Le Brexit a-t-il été le Réveil des peuples qui mettra le feu aux poudres dans les autres pays européens, comme semble l'annoncer l'élection en Thuringe ? Par rapport aux partis français, que proposent de si rassembleur le SNP écossais et le Sinn Fein ?

Christophe Bouillaud : Les partisans britanniques du Brexit seraient sans doute fort surpris de votre allusion à l’élection dans le Land allemand de Thuringe d’un député régional libéral (FDP) à la tête de cette région avec l’aide à la fois des conservateurs de la CDU et des nationalistes de l’Alternative pour l’Allemagne (AfD) – élection qui est vécue en Allemane comme une redite des années 1930. En effet, s’il y a bien une chose dont les « Brexiters » peuvent être crédités, c’est de leur obsession, nourrie par les journaux tabloïds, pour un Royaume-Uni, phare des libertés dans le monde, menacé par le « super-Etat » européen, héritier soit du nazisme germanique, soit du jacobinisme français.
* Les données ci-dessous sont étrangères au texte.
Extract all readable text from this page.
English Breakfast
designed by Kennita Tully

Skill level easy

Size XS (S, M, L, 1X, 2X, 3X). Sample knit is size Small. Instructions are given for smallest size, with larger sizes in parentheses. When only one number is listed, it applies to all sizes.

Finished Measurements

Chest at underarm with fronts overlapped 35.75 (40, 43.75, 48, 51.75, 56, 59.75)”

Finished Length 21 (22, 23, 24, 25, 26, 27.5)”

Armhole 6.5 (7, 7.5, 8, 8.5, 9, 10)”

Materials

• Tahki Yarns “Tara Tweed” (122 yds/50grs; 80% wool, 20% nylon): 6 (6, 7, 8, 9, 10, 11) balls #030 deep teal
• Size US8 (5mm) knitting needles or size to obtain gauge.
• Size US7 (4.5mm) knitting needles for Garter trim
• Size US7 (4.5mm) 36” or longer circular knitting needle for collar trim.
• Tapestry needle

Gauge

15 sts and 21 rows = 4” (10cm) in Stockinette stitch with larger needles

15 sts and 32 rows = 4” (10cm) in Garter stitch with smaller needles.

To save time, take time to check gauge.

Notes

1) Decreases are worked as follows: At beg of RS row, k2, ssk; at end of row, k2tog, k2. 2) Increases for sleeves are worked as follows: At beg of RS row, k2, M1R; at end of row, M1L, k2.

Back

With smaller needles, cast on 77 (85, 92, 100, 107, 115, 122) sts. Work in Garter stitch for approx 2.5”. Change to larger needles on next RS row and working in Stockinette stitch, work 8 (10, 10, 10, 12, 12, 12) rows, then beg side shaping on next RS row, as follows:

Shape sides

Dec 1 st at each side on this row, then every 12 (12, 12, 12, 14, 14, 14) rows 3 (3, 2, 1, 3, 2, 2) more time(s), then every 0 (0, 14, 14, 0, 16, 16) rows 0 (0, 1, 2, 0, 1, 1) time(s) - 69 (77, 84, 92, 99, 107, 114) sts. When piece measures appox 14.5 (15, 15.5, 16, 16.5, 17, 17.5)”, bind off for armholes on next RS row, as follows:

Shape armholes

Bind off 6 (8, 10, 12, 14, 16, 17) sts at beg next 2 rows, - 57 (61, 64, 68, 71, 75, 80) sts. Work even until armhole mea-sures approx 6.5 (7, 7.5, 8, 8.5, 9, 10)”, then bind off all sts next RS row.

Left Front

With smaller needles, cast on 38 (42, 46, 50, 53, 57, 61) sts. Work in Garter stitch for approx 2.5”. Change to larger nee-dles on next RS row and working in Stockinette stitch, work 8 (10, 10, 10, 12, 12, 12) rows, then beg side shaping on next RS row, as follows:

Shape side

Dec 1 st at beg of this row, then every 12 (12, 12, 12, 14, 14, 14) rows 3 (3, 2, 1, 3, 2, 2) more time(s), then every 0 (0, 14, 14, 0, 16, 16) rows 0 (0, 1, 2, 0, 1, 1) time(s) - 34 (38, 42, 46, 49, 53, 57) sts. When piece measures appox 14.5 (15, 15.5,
De fait, les lier à une résurgence de l’extrême-droite en Allemagne ne vaut que si l’on considère uniquement leur commune obsession nationale et identitaire, leur xénophobie, pas du tout l’ordre des souvenirs historiques qu’ils mobilisent pour valoriser leur cause. 

Pour ce qui est plus généralement d’un « Réveil des peuples » à l’échelle continentale, j’en doute quelque peu. Nous ne sommes pas en 1848. Le « Brexit » reste à ce stade avant tout une histoire britannique. A en juger par les réactions populaires en Europe à ce 31 janvier, ce n’est pas pour l’instant un grand moment de l’histoire européenne. Et, de fait, ce sont plutôt les idiosyncrasies de l’histoire des îles britanniques qui ressortent ici avec les très bons chiffres dans les sondages du Sinn Fein (SF) et les très bons résultats électoraux du Parti national écossais (SNP) en décembre 2019. 

Pour ce qui concerne l’Irlande, il faut rappeler que le SF est certes un parti de gauche, se voulant anticapitaliste, qui a critiqué durement les politiques d’austérité depuis 2011, mais c’est surtout le seul grand et vieux parti irlandais présent au sud et au nord de la frontière irlandaise, donc du côté de la République d’Irlande et du côté de l’Irlande du nord britannique (l’Ulster). Le SF, présent comme organisation des deux côtés, veut la réunification de l’île. Or, avec le Brexit, qui, de fait, va nécessairement compliquer la situation économique de l’Irlande du nord,  cette possibilité, écartée il y a un siècle à la fin de la guerre d’indépendance de l’Irlande, redevient une possibilité. L’impensable redevient pensable, d’où sans doute une part de l’attrait du SF auprès des électeurs irlandais. De même, le SNP est le parti qui s’est opposé le plus rigoureusement et de la manière la plus cohérente au « Brexit ». Les récentes élections britanniques ont confirmé sa domination en Ecosse, et il veut désormais obtenir de Londres la possibilité d’un second référendum pour décréter la souveraineté de l’Ecosse, pays qui deviendrait ensuite membre de l’Union européenne. 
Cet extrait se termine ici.